Day 62: Good Morning Vietnam (31/03/2011)

As soon as we crossed the border from Cambodia to Vietnam, two things changed. The land was suddenly more cultivated and the people wore the characteristically conical hats made famous by any picture of a farmer tending his paddy field.
The fast boat from Phnom Penh delivered us to Chau Doc in Vietnam in a respectable four hours, one ahead of schedule. The Tonle Bassac River had changed colour suddenly, from brown to blue to green and back again several times as we entered new areas of confluence, as if rinsing some giant paint brush. The delineation between colours was immediate and impossibly precise for a body of water of such dimensions. Five hundred miles long from Lake Tonle Sap to the coastal Mekong delta, 20 metres deep and a thousand metres wide. At some point it became the Mekong but nobody is really agrees where.
Chau Doc has a population of 100,000 people, and life revolves around the water. At the confluence of three river channels, the trade, residences, and culture of the place are dominated by the river even though the majority now live on dry land.
The Vietnamese seem at first to be a more taciturn race than the Khmer. Even as we disembarked from the Hang Chau Express to the Thuan Loi Guest House on the water side and set out to explore, the faces seemed to smile a little less.
We got as far as the evening market, 100 yards from Thuan Loi, and no further.
 It was an assault on the senses; a cacophony of sounds and a kaleidoscope of colours and smells.
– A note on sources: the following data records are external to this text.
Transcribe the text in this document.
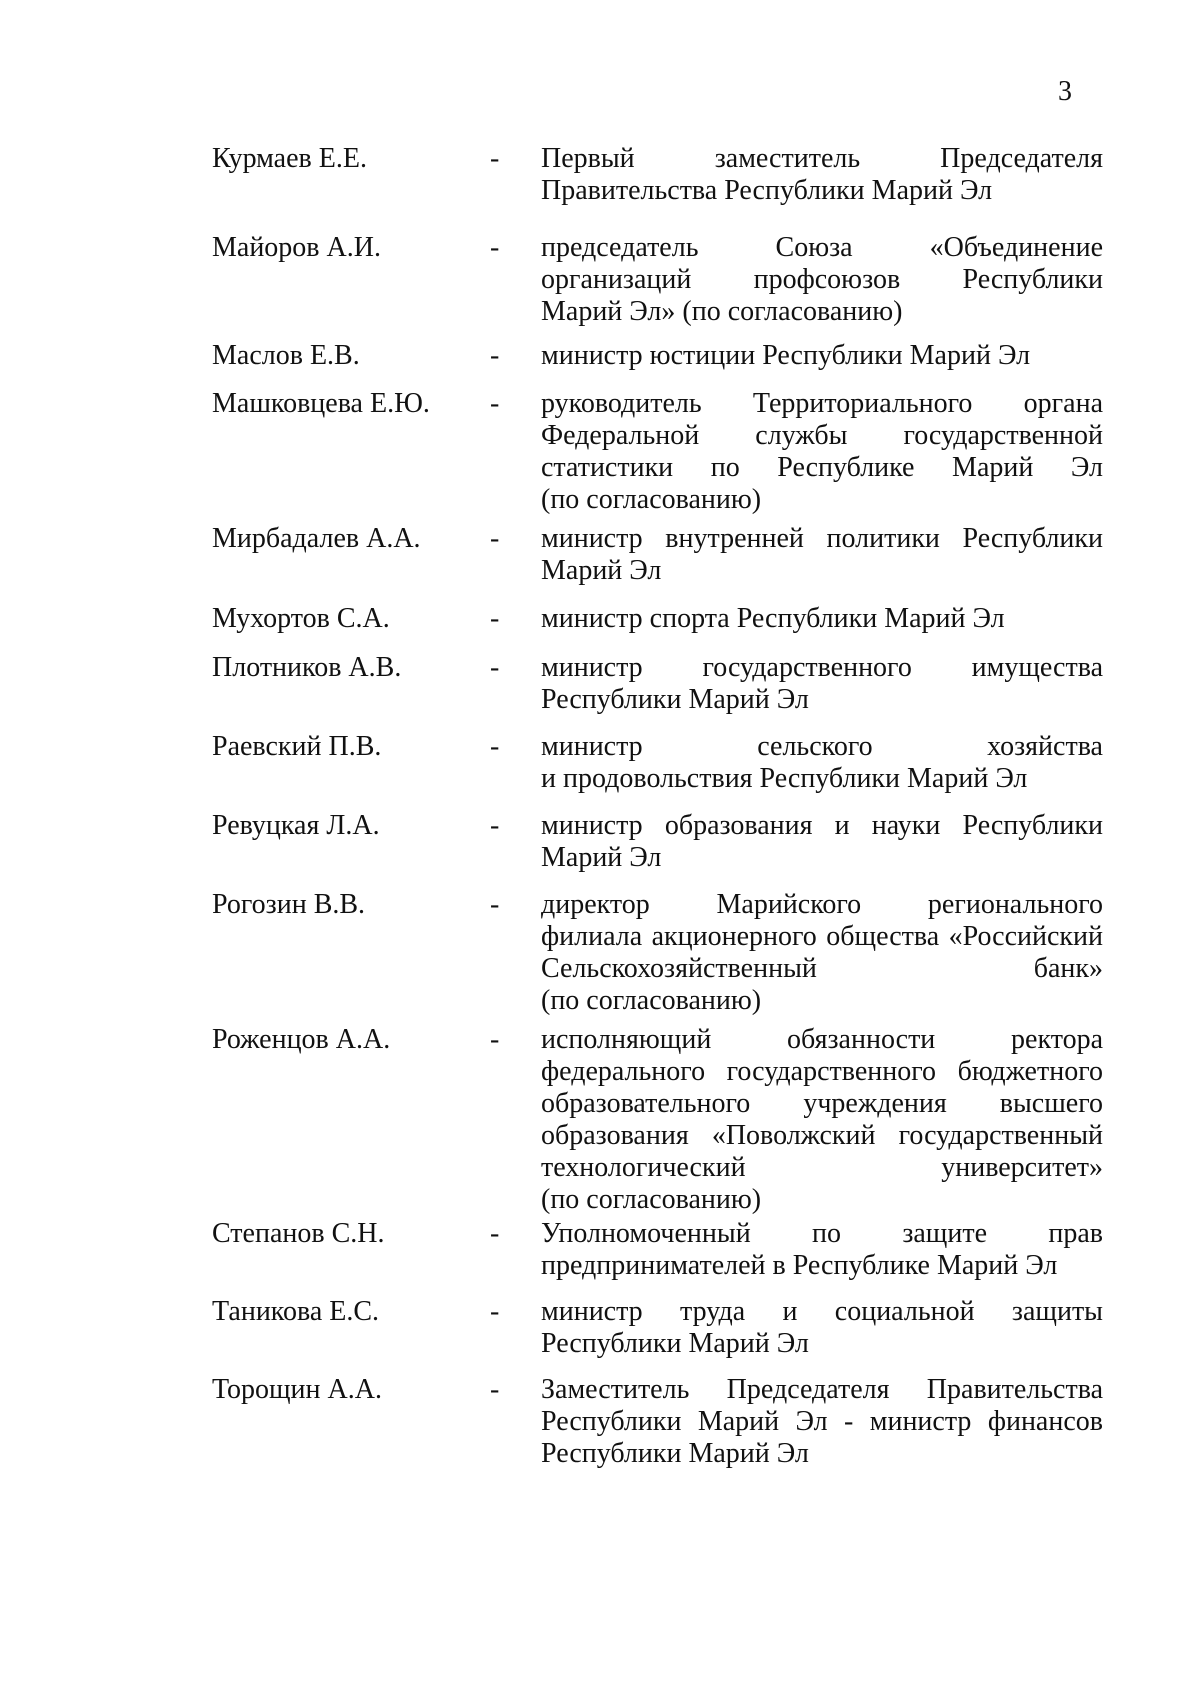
3
Курмаев Е.Е.	- Первый заместитель Председателя
Правительства Республики Марий Эл
Майоров А.И.	- председатель Союза «Объединение
организаций профсоюзов Республики
Марий Эл» (по согласованию)
Маслов Е.В.	- министр юстиции Республики Марий Эл
Машковцева Е.Ю. - руководитель Территориального органа
Федеральной службы государственной
статистики по Республике Марий Эл
(по согласованию)
Мирбадалев А.А. - министр внутренней политики Республики
Марий Эл
Мухортов С.А.	- министр спорта Республики Марий Эл
Плотников А.В.	- министр государственного имущества
Республики Марий Эл
Раевский П.В.	- министр сельского хозяйства
и продовольствия Республики Марий Эл
Ревуцкая Л.А.	- министр образования и науки Республики
Марий Эл
Рогозин В.В.	- директор Марийского регионального
филиала акционерного общества «Российский
Сельскохозяйственный банк»
(по согласованию)
Роженцов А.А.	- исполняющий обязанности ректора
федерального государственного бюджетного
образовательного учреждения высшего
образования «Поволжский государственный
технологический университет»
(по согласованию)
Степанов С.Н.	- Уполномоченный по защите прав
предпринимателей в Республике Марий Эл
Таникова Е.С.	- министр труда и социальной защиты
Республики Марий Эл
Торощин А.А.	- Заместитель Председателя Правительства
Республики Марий Эл - министр финансов
Республики Марий Эл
We picked our way down the narrow paths between stalls stacked high with produce, stepping carefully over the after sales debris and around pools of suspicious fluids flowing from under hanging tarpaulins.
Crying babies and hooting mopeds, barking dogs and crowing cockerels, crackling charcoals and the cries of five hundred stall holders all competed for attention in the half light of the market, protected from the sun and rain by a network of awnings. Jasmine and lilies overflowed from buckets. Mango and guava were piled high in wide, shallow baskets alongside huge lemons and small watermelons. Garlic rubbed shoulders with sweet potato in colourful plastic pots and onions of half a dozen different varieties hung from the stanchions of each stall.
Smoke drifted from the barbeques on every corner, catching the intruding sunbeams like incense during Mass. Dust danced in the shafts of light and dogs lay inert in the shadows, waiting for the cool of evening.
Later, we ate on a floating pontoon projecting dangerously, as we were soon to discover, into the reed-clogged waterway created by the network of floating houses. Hundreds of house boats and wooden freighters fight for space in the crowded river. Small Sampan craft, often rowed by standing women, appear to be in imminent danger of being swamped by the wake of the larger vessels that pass at alarming speeds.
As the light faded, the waterway became invisible, particularly as on board lights on the freighters are in short supply, and rarely used.
As with the roads, the movement of vessels is chaotic but collisions are seemingly rare.